BELL: Well, I mean I would say the thing is first of all, this book is actually for all of the sides, for all of the sides. Because I think we have to really—we are really trying to invite people to the table who feel like “I know something is wrong in this country but I can't quite put my finger on it” and people who went through the racial reckoning of 2020 and think that actually it worked. And so what we're trying to say is that didn't work.
And we all-- those of us who are interested in the future of this country as a country, as a United States of America need to do the work and the only way you're going to keep -- there's books written by all these people like Jelani Cobb, there's shows, there’s movies. But really, you want people to do things like sit down, actually do some work, disconnect your brain from the scariness of it and go through this book and actually get better at understanding racism.
BRZEZINSKI: Well—Jelani, go ahead and jump in.
JELANI COBB: Well, Kamau, I do have a question for you, which is how many southern legislatures have pre-banned this book?
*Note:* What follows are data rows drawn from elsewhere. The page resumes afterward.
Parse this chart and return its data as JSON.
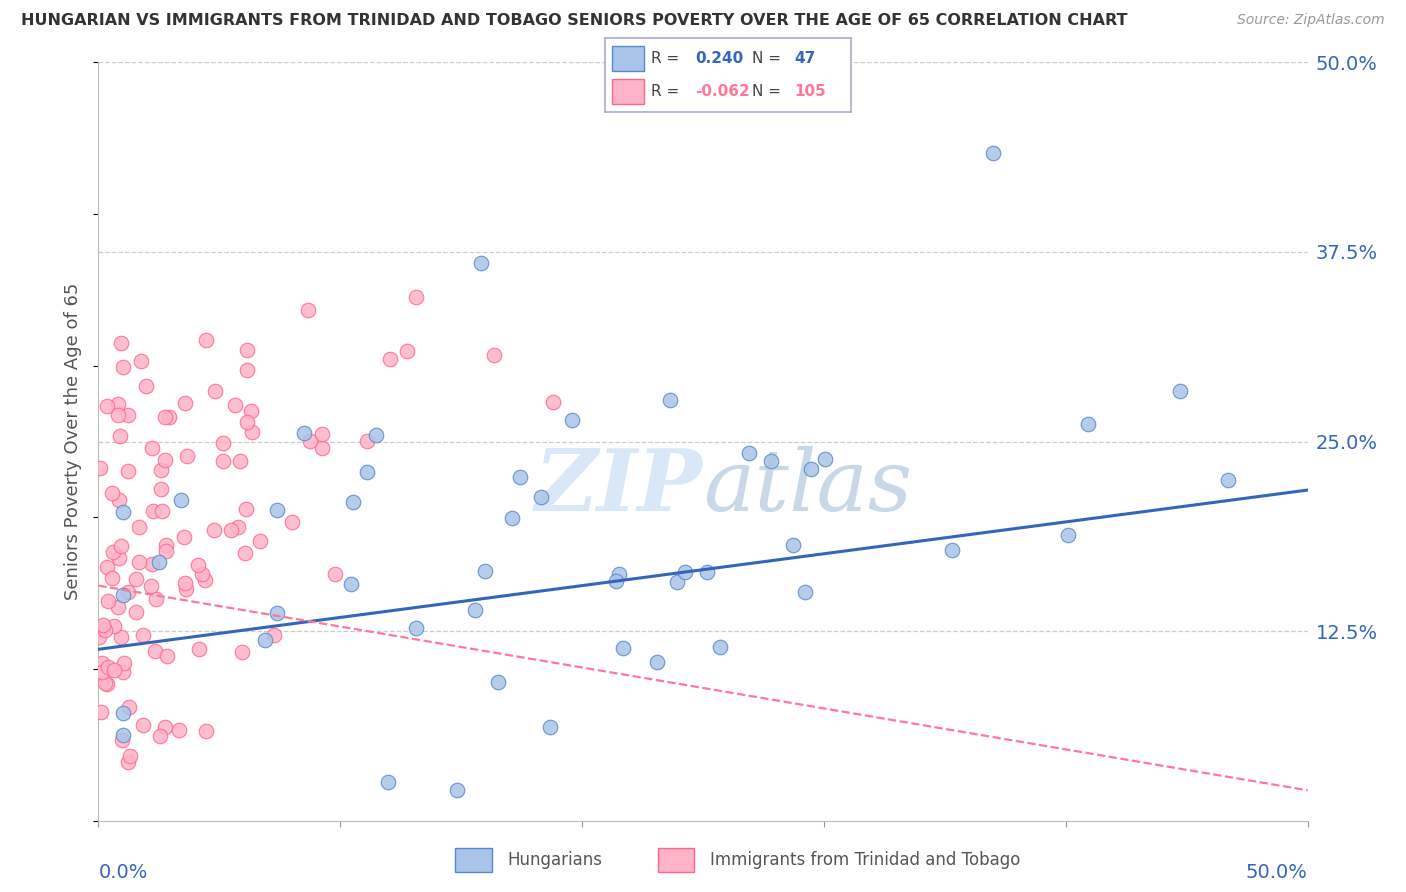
{
  "title": "HUNGARIAN VS IMMIGRANTS FROM TRINIDAD AND TOBAGO SENIORS POVERTY OVER THE AGE OF 65 CORRELATION CHART",
  "source": "Source: ZipAtlas.com",
  "ylabel": "Seniors Poverty Over the Age of 65",
  "legend1_label": "Hungarians",
  "legend2_label": "Immigrants from Trinidad and Tobago",
  "R1": "0.240",
  "N1": "47",
  "R2": "-0.062",
  "N2": "105",
  "color_hungarian_fill": "#A8C4E8",
  "color_hungarian_edge": "#5588CC",
  "color_tt_fill": "#FFB3C8",
  "color_tt_edge": "#FF6688",
  "color_hungarian_line": "#3366BB",
  "color_tt_line": "#FF7799",
  "watermark_color": "#DDEEFF",
  "xlim": [
    0.0,
    0.5
  ],
  "ylim": [
    0.0,
    0.5
  ],
  "ytick_vals": [
    0.125,
    0.25,
    0.375,
    0.5
  ],
  "ytick_labels": [
    "12.5%",
    "25.0%",
    "37.5%",
    "50.0%"
  ],
  "seed": 99
}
SCHATZ: Well it just comes out today, so let's see in a few hours.
BELL: Exactly, it does, the first page of the book, just to show you, is a giant poster that says "End white supremacy." So I'm sure that’s going to be quite popular around many southern legislatures.
COBB: But I-- I do wonder about this, in all kind of seriousness, one of the things that happens is that people are really uncomfortable in talking about the subject matter. And I wondered if you have a kind of target audience for this or who you think the person who will pick this up will be?
BELL: I do have a target audience. One of the things that people who know my work know about me is that I'm married to a white lady. So, my target audience is my mother-in-law.
My mother-in-law is a great person. She’s a great-grandmother, she’s awesome. She's also a person who went -- who like sewed the hats after Trump won, went to the march-- Women's March and is like, “how do I help?” really never thought about being an activist or anti-racist until the country got so clearly racist. But she doesn't know what to do. And so, she already asked my wife, “can I get four books for free?” because she's my mother-in-law that’s how she asked.
But yeah, so this is for—written for—we’re very clear—this book is written—the target audience of this book is white people who see all the problems in the country and go, “what can I doooooo, what can I dooooo?” You can do the work.
LEMIRE: Do the work. And Kate, obviously this is going to be -- the issues that the book addresses are going to be a backdrop to another presidential election which is going to be here before we know it. How do you see -- how can it be helpful for, say, let's say young folks who want to be able to play a role in the political process next time around? How do you think this can help inform their thinking?
SCHATZ: You know, one of the things we try to get across in this book is that activism and change-making happen on a vast spectrum. It looks like a lot of things, and I think so many of us feel like it just looks like one thing, right, it just looks like going to a march or a demonstration or making a sign or donating money or voting, right? And those are all pieces of a much larger puzzle.
So if anything, I hope that this book shows people the importance of doing one thing, doing a few things, but just doing something consistently on a regular basis.
So, the election is far off, also not that far off. So, for people who are concerned about the election, the time to get involved is now and there are so many things you can do, especially on a local level in your community to get involved.
And that's the kind of things we talk about in the book. You know, if electoral politics, if the election is what you are concerned about, again, start now. What’s on your ballot? What campaigns do you support? What campaigns do you not want to support? This is the time to get involved and do something.